Lunedi, 10 Dicembre, 2018

Bambina nata dall'utero di una donatrice deceduta

KeystoneIl team di medici. Secondo da sinistra il dott. Dani Ejzenberg KeystoneIl team di medici. Secondo da sinistra il dott. Dani Ejzenberg
Machelli Zaccheo | 08 Dicembre, 2018, 17:40

L'equipe medica ha prelevato gli ovuli della donna, li ha fecondati con lo sperma del compagno e li ha congelati per impiantarli dopo il trapianto di utero. L'organo era stato espiantato da una donna di 45 anni deceduta a causa di un ictus. "Tuttavia, a nostra conoscenza, nessun caso di parto in vivo attraverso l'utero della donatrice deceduta è stato mai raggiunto con successo, sollevando dubbi sulla sua fattibilità e vitalità, incluso se l'utero rimane vitale dopo un'ischemia prolungata". Si tratta di una malformazione congenita che consiste nell'assenza dell'utero e delle tube, oltre che altre diverse malformazioni della zona vaginale. La 32enne ha avuto un ciclo di fecondazione in vitro 4 mesi prima del trapianto, che ha prodotto otto blastocisti crioconservate. Quasi un anno dopo, la madre e il bambino sono sani.
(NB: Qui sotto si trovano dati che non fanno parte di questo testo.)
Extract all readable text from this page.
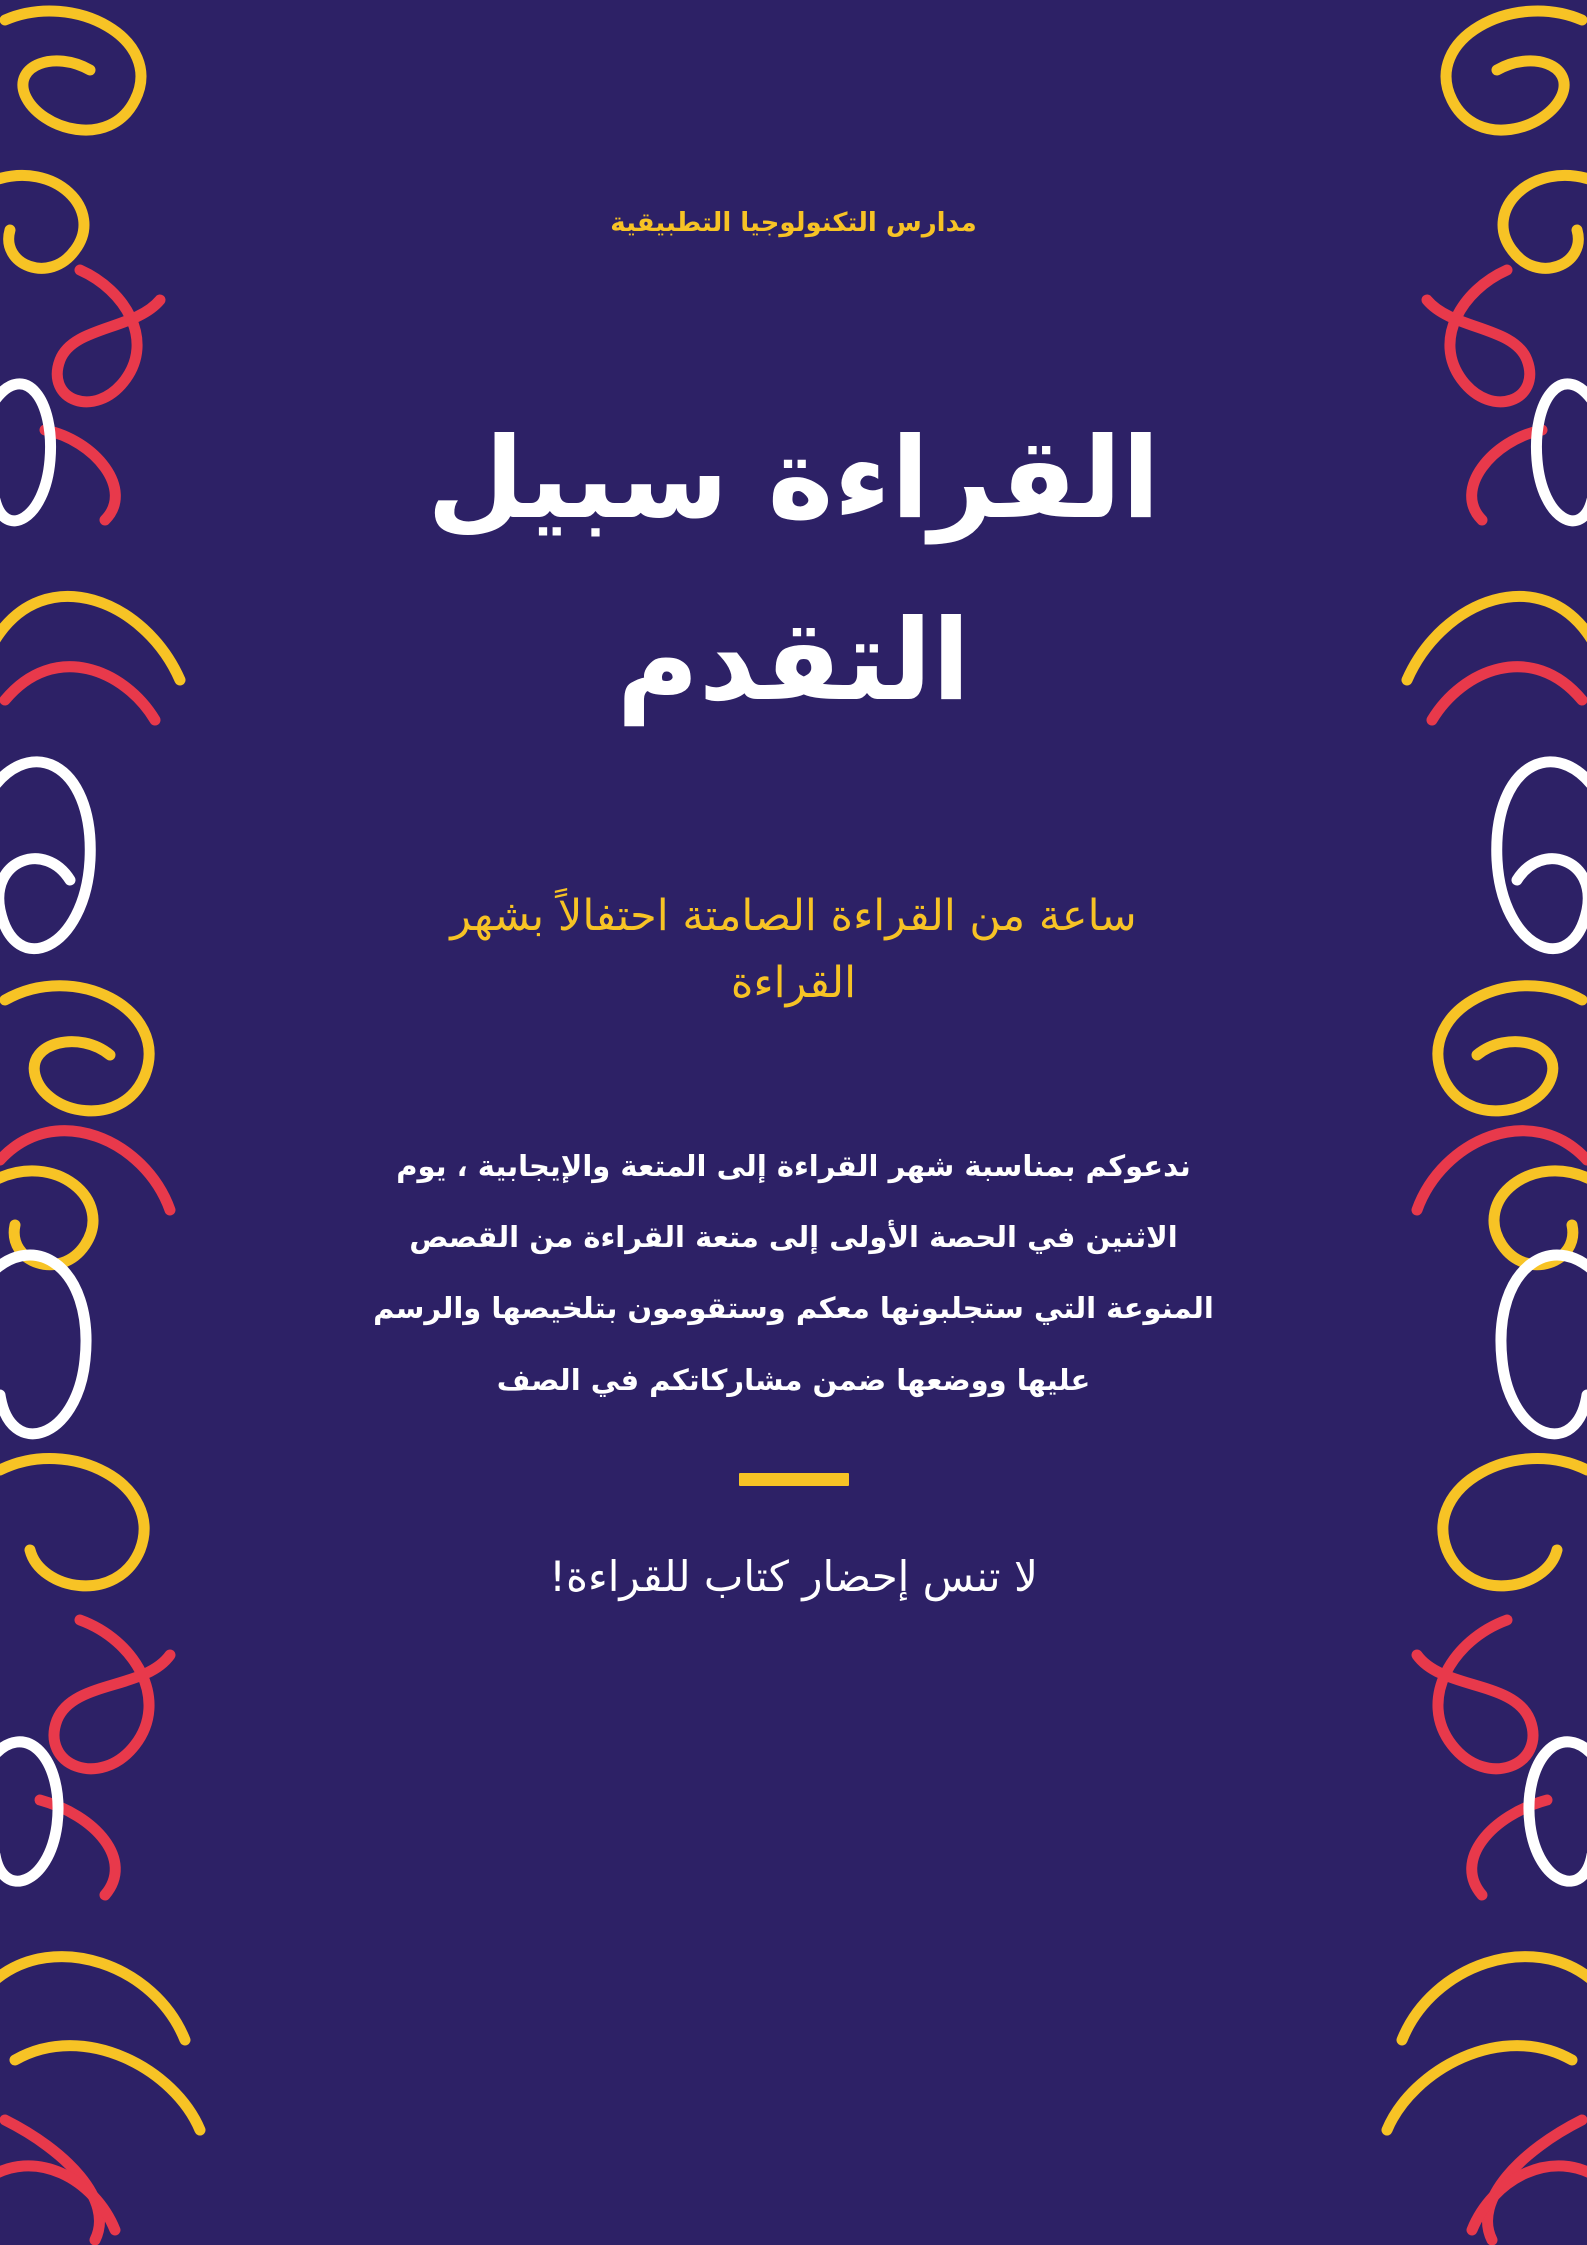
مدارس التكنولوجيا التطبيقية
القراءة سبيل التقدم
ساعة من القراءة الصامتة احتفالاً بشهر القراءة

ندعوكم بمناسبة شهر القراءة إلى المتعة والإيجابية ، يوم الاثنين في الحصة الأولى إلى متعة القراءة من القصص المنوعة التي ستجلبونها معكم وستقومون بتلخيصها والرسم عليها ووضعها ضمن مشاركاتكم في الصف

لا تنس إحضار كتاب للقراءة!
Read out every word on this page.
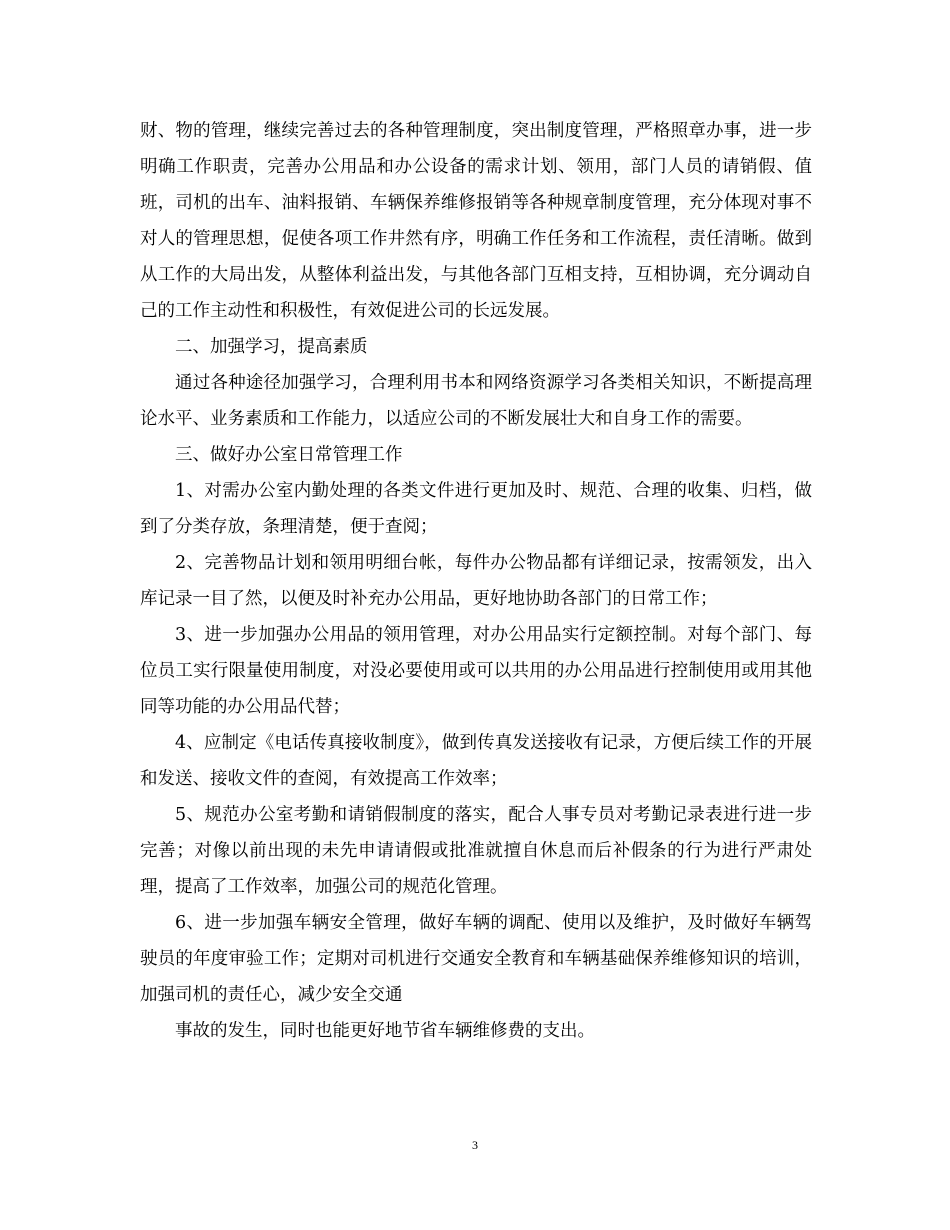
财、物的管理，继续完善过去的各种管理制度，突出制度管理，严格照章办事，进一步明确工作职责，完善办公用品和办公设备的需求计划、领用，部门人员的请销假、值班，司机的出车、油料报销、车辆保养维修报销等各种规章制度管理，充分体现对事不对人的管理思想，促使各项工作井然有序，明确工作任务和工作流程，责任清晰。做到从工作的大局出发，从整体利益出发，与其他各部门互相支持，互相协调，充分调动自己的工作主动性和积极性，有效促进公司的长远发展。

二、加强学习，提高素质

通过各种途径加强学习，合理利用书本和网络资源学习各类相关知识，不断提高理论水平、业务素质和工作能力，以适应公司的不断发展壮大和自身工作的需要。

三、做好办公室日常管理工作

1、对需办公室内勤处理的各类文件进行更加及时、规范、合理的收集、归档，做到了分类存放，条理清楚，便于查阅；

2、完善物品计划和领用明细台帐，每件办公物品都有详细记录，按需领发，出入库记录一目了然，以便及时补充办公用品，更好地协助各部门的日常工作；

3、进一步加强办公用品的领用管理，对办公用品实行定额控制。对每个部门、每位员工实行限量使用制度，对没必要使用或可以共用的办公用品进行控制使用或用其他同等功能的办公用品代替；

4、应制定《电话传真接收制度》，做到传真发送接收有记录，方便后续工作的开展和发送、接收文件的查阅，有效提高工作效率；

5、规范办公室考勤和请销假制度的落实，配合人事专员对考勤记录表进行进一步完善；对像以前出现的未先申请请假或批准就擅自休息而后补假条的行为进行严肃处理，提高了工作效率，加强公司的规范化管理。

6、进一步加强车辆安全管理，做好车辆的调配、使用以及维护，及时做好车辆驾驶员的年度审验工作；定期对司机进行交通安全教育和车辆基础保养维修知识的培训，加强司机的责任心，减少安全交通

事故的发生，同时也能更好地节省车辆维修费的支出。

3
Sua madre, 32 anni, non poteva avere figli perché nata senza utero a causa della sindrome di Mayer-Rokitansky-Kuster-Hauser.

In un articolo di commento al resoconto sul trapianto brasiliano pubblicato sempre da Lancet, però, i ginecologi Cesar Diaz-Garcia e Antonio Pellicer di IVI, il più grande gruppo di riproduzione assistita al mondo, sostengono che, una volta ottimizzata, la procedura potrebbe essere presa in considerazione anche per situazioni più "controverse", come la presenza di fibromi non operabili o casi di ripetuti fallimenti di impianto dell'embrione. I dettagli della ricerca sono stati pubblicati sull'autorevole rivista scientifica The Lancet.

Le persone che vogliono donare organi a seguito di un decesso sono molte di più rispetto a quelle in vita e logicamente trovare un modo di utilizzare organi funzionanti, consente di allargare il potenziale di donatori a numeri molto più ampi. Un'opzione per chi di solito ha un donatore disponibile in famiglia, o un caro amico.

Qui abbiamo raccontato storie di trapianti d'organi.

Cleveland programma continua a usare donatori deceduti. I medici cercano di mantenere il tempo di un organo senza il flusso di sangue al minimo. Dal 2014 per chi soffre di questa condizione (e affini) è sorta una nuova speranza, grazie al lavoro di un team di ricerca svedese che è riuscito nel pionieristico intento di ottenere gravidanze di successo dopo il trapianto di utero da donatrice viva.